En el Museo Eduardo Sivori, ese espacio tan agradable a las márgenes del Rosedal, se exhibe actualmente una muestra sobre el pintor judío polaco Maurycy Minkowski. Hace dos fines de semana, mientras estaba paseando en bici alrededor del lago, fui sorprendido por un cartel grande y vertical anunciando la muestra del artista. Contaba con el auspicio de la Fundación IWO, el centro de investigaciones judaicas más importantes de Buenos Aires. Detuve mi recorrido y me metí en el museo. Minkowski se dedicaba originalmente a la composición de paisajes. Pero sacudido por las cruentas escenas que dejaba el estallido de los pogroms, su idea de la pintura viró radicalmente. Los pogroms eran persecuciones violentas contra los judíos, que incluían saqueos, linchamientos, hogueras, abusos sexuales, destrucción de viviendas y comercios, que tenía por protagonistas a turbas enardecidas en Rusia, Ucrania, Rumania, Bessarabia, Bielorrusia, alentados la mayoría de las veces por autoridades zaristas y con la anuencia de las fuerzas policiales. Minkowski se dedicó a retratar los rostros de las víctimas, los cuerpos vulnerados que resultaban de los estallidos de violencia. Las imágenes son estremecedoras y vale más acudir a la muestra y verlas que mi fútil intento por reconstruirlas con la palabra.
¿Qué tiene que ver esto con la tira de Gustavo Sala? El domingo pasado otra vez me encontraba paseando frente al museo y contemplé como aquella gigantografía que anunciaba la muestra de Minkowski (la misma que capturase mi atención con anterioridad) se encontraba cubierta con una pintada negra que rezaba: “No a la censura”. Una mente razonable encuentra difícil trazar una posible asociación entre un pintor del siglo XIX que retrataba la vida judía en la Europa Oriental, con algún tipo de censura. Pero era cuestión de abandonar la razonabilidad para advertir que el mensaje que atentaba contra la muestra de Minkowski, en realidad, estaba dirigido a toda la comunidad judía (una suerte de castigo colectivo por la desgracia del artista de nacer judío) y guardaba relación con el alegato de que habría un intento de censurar a Gustavo Sala luego de su torpe humorada.

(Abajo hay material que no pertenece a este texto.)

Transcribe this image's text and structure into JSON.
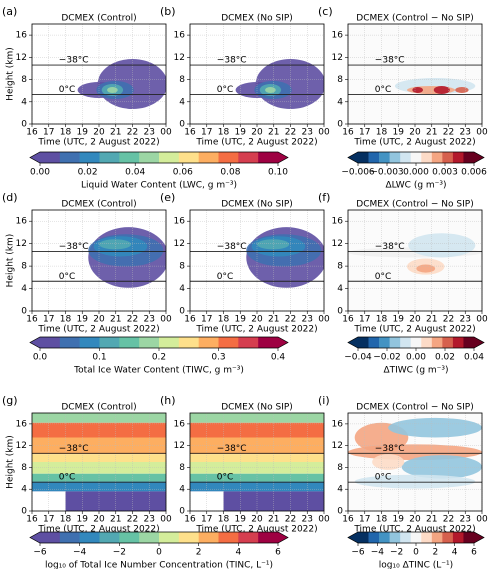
{
  "chart_data": [
    {
      "type": "contour",
      "panel": "(a)",
      "title": "DCMEX (Control)",
      "style": "liquid",
      "xlabel": "Time (UTC, 2 August 2022)",
      "ylabel": "Height (km)",
      "xlim": [
        16,
        24
      ],
      "xticks": [
        16,
        17,
        18,
        19,
        20,
        21,
        22,
        23,
        {
          "value": 24,
          "label": "00"
        }
      ],
      "ylim": [
        0,
        18
      ],
      "yticks": [
        0,
        4,
        8,
        12,
        16
      ],
      "grid": true,
      "isotherms": [
        {
          "label": "−38°C",
          "height": 10.6
        },
        {
          "label": "0°C",
          "height": 5.3
        }
      ]
    },
    {
      "type": "contour",
      "panel": "(b)",
      "title": "DCMEX (No SIP)",
      "style": "liquid",
      "xlabel": "Time (UTC, 2 August 2022)",
      "xlim": [
        16,
        24
      ],
      "xticks": [
        16,
        17,
        18,
        19,
        20,
        21,
        22,
        23,
        {
          "value": 24,
          "label": "00"
        }
      ],
      "ylim": [
        0,
        18
      ],
      "yticks": [
        0,
        4,
        8,
        12,
        16
      ],
      "grid": true,
      "isotherms": [
        {
          "label": "−38°C",
          "height": 10.6
        },
        {
          "label": "0°C",
          "height": 5.3
        }
      ]
    },
    {
      "type": "contour",
      "panel": "(c)",
      "title": "DCMEX (Control − No SIP)",
      "style": "diff-lwc",
      "xlabel": "Time (UTC, 2 August 2022)",
      "xlim": [
        16,
        24
      ],
      "xticks": [
        16,
        17,
        18,
        19,
        20,
        21,
        22,
        23,
        {
          "value": 24,
          "label": "00"
        }
      ],
      "ylim": [
        0,
        18
      ],
      "yticks": [
        0,
        4,
        8,
        12,
        16
      ],
      "grid": true,
      "isotherms": [
        {
          "label": "−38°C",
          "height": 10.6
        },
        {
          "label": "0°C",
          "height": 5.3
        }
      ]
    },
    {
      "type": "contour",
      "panel": "(d)",
      "title": "DCMEX (Control)",
      "style": "ice",
      "xlabel": "Time (UTC, 2 August 2022)",
      "ylabel": "Height (km)",
      "xlim": [
        16,
        24
      ],
      "xticks": [
        16,
        17,
        18,
        19,
        20,
        21,
        22,
        23,
        {
          "value": 24,
          "label": "00"
        }
      ],
      "ylim": [
        0,
        18
      ],
      "yticks": [
        0,
        4,
        8,
        12,
        16
      ],
      "grid": true,
      "isotherms": [
        {
          "label": "−38°C",
          "height": 10.6
        },
        {
          "label": "0°C",
          "height": 5.3
        }
      ]
    },
    {
      "type": "contour",
      "panel": "(e)",
      "title": "DCMEX (No SIP)",
      "style": "ice",
      "xlabel": "Time (UTC, 2 August 2022)",
      "xlim": [
        16,
        24
      ],
      "xticks": [
        16,
        17,
        18,
        19,
        20,
        21,
        22,
        23,
        {
          "value": 24,
          "label": "00"
        }
      ],
      "ylim": [
        0,
        18
      ],
      "yticks": [
        0,
        4,
        8,
        12,
        16
      ],
      "grid": true,
      "isotherms": [
        {
          "label": "−38°C",
          "height": 10.6
        },
        {
          "label": "0°C",
          "height": 5.3
        }
      ]
    },
    {
      "type": "contour",
      "panel": "(f)",
      "title": "DCMEX (Control − No SIP)",
      "style": "diff-tiwc",
      "xlabel": "Time (UTC, 2 August 2022)",
      "xlim": [
        16,
        24
      ],
      "xticks": [
        16,
        17,
        18,
        19,
        20,
        21,
        22,
        23,
        {
          "value": 24,
          "label": "00"
        }
      ],
      "ylim": [
        0,
        18
      ],
      "yticks": [
        0,
        4,
        8,
        12,
        16
      ],
      "grid": true,
      "isotherms": [
        {
          "label": "−38°C",
          "height": 10.6
        },
        {
          "label": "0°C",
          "height": 5.3
        }
      ]
    },
    {
      "type": "contour",
      "panel": "(g)",
      "title": "DCMEX (Control)",
      "style": "number",
      "xlabel": "Time (UTC, 2 August 2022)",
      "ylabel": "Height (km)",
      "xlim": [
        16,
        24
      ],
      "xticks": [
        16,
        17,
        18,
        19,
        20,
        21,
        22,
        23,
        {
          "value": 24,
          "label": "00"
        }
      ],
      "ylim": [
        0,
        18
      ],
      "yticks": [
        0,
        4,
        8,
        12,
        16
      ],
      "grid": true,
      "isotherms": [
        {
          "label": "−38°C",
          "height": 10.6
        },
        {
          "label": "0°C",
          "height": 5.3
        }
      ]
    },
    {
      "type": "contour",
      "panel": "(h)",
      "title": "DCMEX (No SIP)",
      "style": "number",
      "xlabel": "Time (UTC, 2 August 2022)",
      "xlim": [
        16,
        24
      ],
      "xticks": [
        16,
        17,
        18,
        19,
        20,
        21,
        22,
        23,
        {
          "value": 24,
          "label": "00"
        }
      ],
      "ylim": [
        0,
        18
      ],
      "yticks": [
        0,
        4,
        8,
        12,
        16
      ],
      "grid": true,
      "isotherms": [
        {
          "label": "−38°C",
          "height": 10.6
        },
        {
          "label": "0°C",
          "height": 5.3
        }
      ]
    },
    {
      "type": "contour",
      "panel": "(i)",
      "title": "DCMEX (Control − No SIP)",
      "style": "diff-tinc",
      "xlabel": "Time (UTC, 2 August 2022)",
      "xlim": [
        16,
        24
      ],
      "xticks": [
        16,
        17,
        18,
        19,
        20,
        21,
        22,
        23,
        {
          "value": 24,
          "label": "00"
        }
      ],
      "ylim": [
        0,
        18
      ],
      "yticks": [
        0,
        4,
        8,
        12,
        16
      ],
      "grid": true,
      "isotherms": [
        {
          "label": "−38°C",
          "height": 10.6
        },
        {
          "label": "0°C",
          "height": 5.3
        }
      ]
    }
  ],
  "colorbars": [
    {
      "label": "Liquid Water Content (LWC, g m⁻³)",
      "lim": [
        0,
        0.1
      ],
      "ticks": [
        {
          "value": 0,
          "label": "0.00"
        },
        {
          "value": 0.02,
          "label": "0.02"
        },
        {
          "value": 0.04,
          "label": "0.04"
        },
        {
          "value": 0.06,
          "label": "0.06"
        },
        {
          "value": 0.08,
          "label": "0.08"
        },
        {
          "value": 0.1,
          "label": "0.10"
        }
      ],
      "colors": [
        "#5e4fa2",
        "#3f70b0",
        "#3288bd",
        "#52a8b2",
        "#66c2a5",
        "#9cd6a4",
        "#d4ed9b",
        "#fee08b",
        "#fdae61",
        "#f46d43",
        "#d53e4f",
        "#9e0142"
      ]
    },
    {
      "label": "ΔLWC (g m⁻³)",
      "lim": [
        -0.006,
        0.006
      ],
      "ticks": [
        {
          "value": -0.006,
          "label": "−0.006"
        },
        {
          "value": -0.003,
          "label": "−0.003"
        },
        {
          "value": 0,
          "label": "0.000"
        },
        {
          "value": 0.003,
          "label": "0.003"
        },
        {
          "value": 0.006,
          "label": "0.006"
        }
      ],
      "colors": [
        "#053061",
        "#2166ac",
        "#4393c3",
        "#92c5de",
        "#d1e5f0",
        "#f7f7f7",
        "#fddbc7",
        "#f4a582",
        "#d6604d",
        "#b2182b",
        "#67001f"
      ]
    },
    {
      "label": "Total Ice Water Content (TIWC, g m⁻³)",
      "lim": [
        0,
        0.4
      ],
      "ticks": [
        {
          "value": 0,
          "label": "0.0"
        },
        0.1,
        0.2,
        0.3,
        0.4
      ],
      "colors": [
        "#5e4fa2",
        "#3f70b0",
        "#3288bd",
        "#52a8b2",
        "#66c2a5",
        "#9cd6a4",
        "#d4ed9b",
        "#fee08b",
        "#fdae61",
        "#f46d43",
        "#d53e4f",
        "#9e0142"
      ]
    },
    {
      "label": "ΔTIWC (g m⁻³)",
      "lim": [
        -0.04,
        0.04
      ],
      "ticks": [
        {
          "value": -0.04,
          "label": "−0.04"
        },
        {
          "value": -0.02,
          "label": "−0.02"
        },
        {
          "value": 0,
          "label": "0.00"
        },
        0.02,
        0.04
      ],
      "colors": [
        "#053061",
        "#2166ac",
        "#4393c3",
        "#92c5de",
        "#d1e5f0",
        "#f7f7f7",
        "#fddbc7",
        "#f4a582",
        "#d6604d",
        "#b2182b",
        "#67001f"
      ]
    },
    {
      "label": "log₁₀ of Total Ice Number Concentration (TINC, L⁻¹)",
      "lim": [
        -6,
        6
      ],
      "ticks": [
        {
          "value": -6,
          "label": "−6"
        },
        {
          "value": -4,
          "label": "−4"
        },
        {
          "value": -2,
          "label": "−2"
        },
        0,
        2,
        4,
        6
      ],
      "colors": [
        "#5e4fa2",
        "#3f70b0",
        "#3288bd",
        "#52a8b2",
        "#66c2a5",
        "#9cd6a4",
        "#d4ed9b",
        "#fee08b",
        "#fdae61",
        "#f46d43",
        "#d53e4f",
        "#9e0142"
      ]
    },
    {
      "label": "log₁₀ ΔTINC (L⁻¹)",
      "lim": [
        -6,
        6
      ],
      "ticks": [
        {
          "value": -6,
          "label": "−6"
        },
        {
          "value": -4,
          "label": "−4"
        },
        {
          "value": -2,
          "label": "−2"
        },
        0,
        2,
        4,
        6
      ],
      "colors": [
        "#053061",
        "#2166ac",
        "#4393c3",
        "#92c5de",
        "#d1e5f0",
        "#f7f7f7",
        "#fddbc7",
        "#f4a582",
        "#d6604d",
        "#b2182b",
        "#67001f"
      ]
    }
  ]
}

El caso le vino como anillo al dedo a los antisemitas, reflotando la teoría del lobby judío y el control de los judíos sobre los medios de comunicación, sugiriendo el poder de las instituciones comunitarias, encabezadas por AMIA y DAIA, para acallar a las voces indeseables en los medios a su voluntad. Es ridículo hablar de censura cuando la impresentable tira de Sala fue publicada. En el caso hipotético de que en el futuro los editores se abstuvieran de trabajar con Sala, la única responsabilidad (o irresponsabilidad) sería la del autor.
La pintada me dio mucha lástima, porque la muestra de Minkowski merece ser respetada y honrada. Sin embargo, el caso es sintomático de cómo el fenómeno del antisemitismo “trabaja en lo hondo”; es un sentimiento profundo, no superficial, y encuentra circunstancias propicias para producir pequeñas erupciones. Lo de Sala probablemente haya sido sólo una torpeza; el respaldo de los dibujantes: ciego corporativismo; pero las pintadas contra un museo (y las otras potenciales pintadas contra instituciones judías con el mismo alegato) son actos de antisemitismo. Esto demuestra cómo la torpeza también puede tener efectos antisemitas.
Nota final: y de paso hago un llamado a que aprovechen y concurran a la muestra en el Sivori, antes de que finalice el 20 de febrero.